Wilhelm Busch - Kindererziehung

 

Ich habe einmal ein Buch über meinen Vater geschrieben. Es ist vergriffen. Darum möchte ich hier einige Sätze abdrucken, die von dem Geist im Hause sprechen

 

„Kinder, ich meine, ihr seid ganz gut abgesessen“, sagte Vater manchmal lachend, wenn wir gar so fröhlich zusammen waren. Und da hatte er Recht. Wir waren Kinder reicher Eltern, reich nicht an Geld und Gut, aber reich an Liebe. Waren sie allein, so sprachen sie von ihren Kindern. „Unser Thema“ nannte das Vater. Die Eltern gehörten uns! Das wussten wir. Und das gab unserem Leben so hellen Sonnenschein. So wohl fühlten wir uns zu Hause in ihrer Liebe, dass es immer ein Schrecken war, wenn wir des Sonntags eingeladen wurden. Mochte es bei solcher Einladung tausendmal gute und schöne Sachen geben, so schön war’s doch nicht wie zu Hause.

Vater hatte so seine eigenen Erziehungsgrundsätze. So vieles, was man Erziehung nennt, ist ja nur „Dressur“. Da hält man dann die Kinder äußerlich tadellos in Ordnung. Sie sind wie die Puppen, „artig“, „brav“. „Erziehung ist nicht Dressur“, sagte er in einem Vortrag, „ach, unsere korrekten, modernen Kinder! Wie viele Eltern suchen mit ihren Kindern nur sich selbst. Sie wollen mit ihren Kindern renommieren …“

Aber wenn sie dann aus dem Elternhaus hinaus sind, dann fällt der Firnis ab, und alle Mühe war vergeblich. Oder man „bricht den Kindern den Willen“. So lange vielleicht, bis sie ewig willenlos sind, allen Einflüssen zugänglich und immer unselbständig.

Dieser „Dressur“ stellt Vater gegenüber etwas Besseres: „Lasst die Kinder sich austoben! Nur verbieten, was Sünde und Eigensinn ist. Lasst sie sich entfalten! Aber sieh vor allem, dass du ihr Vertrauen gewinnst; du darfst nicht der Herr sein, sondern der Freund.

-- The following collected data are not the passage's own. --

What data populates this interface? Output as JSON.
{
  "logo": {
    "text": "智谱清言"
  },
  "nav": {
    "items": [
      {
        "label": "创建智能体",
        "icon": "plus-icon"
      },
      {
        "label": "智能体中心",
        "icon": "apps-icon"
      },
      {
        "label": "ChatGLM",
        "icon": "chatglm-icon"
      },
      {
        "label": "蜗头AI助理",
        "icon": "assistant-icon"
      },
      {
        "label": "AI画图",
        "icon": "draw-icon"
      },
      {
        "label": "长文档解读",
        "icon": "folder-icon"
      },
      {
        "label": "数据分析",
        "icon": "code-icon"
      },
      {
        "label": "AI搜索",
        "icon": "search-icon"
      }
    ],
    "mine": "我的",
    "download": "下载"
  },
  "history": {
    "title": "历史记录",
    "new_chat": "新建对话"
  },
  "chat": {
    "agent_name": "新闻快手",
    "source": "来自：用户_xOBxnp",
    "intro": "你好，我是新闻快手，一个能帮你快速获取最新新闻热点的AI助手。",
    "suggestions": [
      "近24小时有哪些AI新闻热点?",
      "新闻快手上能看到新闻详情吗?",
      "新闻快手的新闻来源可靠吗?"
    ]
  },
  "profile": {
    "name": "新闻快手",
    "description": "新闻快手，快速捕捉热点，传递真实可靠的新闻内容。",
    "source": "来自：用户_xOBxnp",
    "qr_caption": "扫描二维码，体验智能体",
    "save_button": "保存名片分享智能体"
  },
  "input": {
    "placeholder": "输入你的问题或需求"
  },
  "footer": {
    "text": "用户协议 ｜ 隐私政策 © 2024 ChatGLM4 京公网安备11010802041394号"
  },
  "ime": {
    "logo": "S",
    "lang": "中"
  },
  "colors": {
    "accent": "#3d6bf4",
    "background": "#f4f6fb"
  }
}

Vertrauen und Liebe sind die Grundlagen. Du musst um die Seele deiner Kinder werben. Mit ihnen leben! Mit ihnen tragen! Die Arbeit, ja und auch die Sünde! Gerade da nicht bloß Richter sein! Das ist besonders wichtig beim Übergangsstadium zum Erwachsenen.“

Vor allem kam’s ihm darauf an: „Wir müssen uns das rechte Ziel der Erziehung stecken.“ – Kinder sind wie wir, doch zu Gott geschaffen. Und das muss in frühester Jugend schon berücksichtigt werden. Das müssen Kinder ihren Eltern abspüren, dass ihren Eltern dies eine Ziel das wichtigste und größte ist …

Wie suchte er nun diesem Ewigkeitsziel gerecht zu werden in der Kindererziehung?

Vater nahm es ernst mit dem Wort: „Des Menschen Herz ist böse von Jugend auf“. Dagegen hilft alles äußere Tun nichts. Darum kann die „Erziehung“ nur darin bestehen, dass man den Kindern Gelegenheit schafft, sich zu bekehren. „Schenkt den Kindern eine fröhliche Heimat, wo sie gerne sind. Und stellt sie hier im Elternhaus in eine Atmosphäre, wo der Geist Gottes weht. Lasst den Herrn Jesum Christum so regieren im Hause, dass sich keines Ihm entziehen kann.“ So konnte er wohl sagen.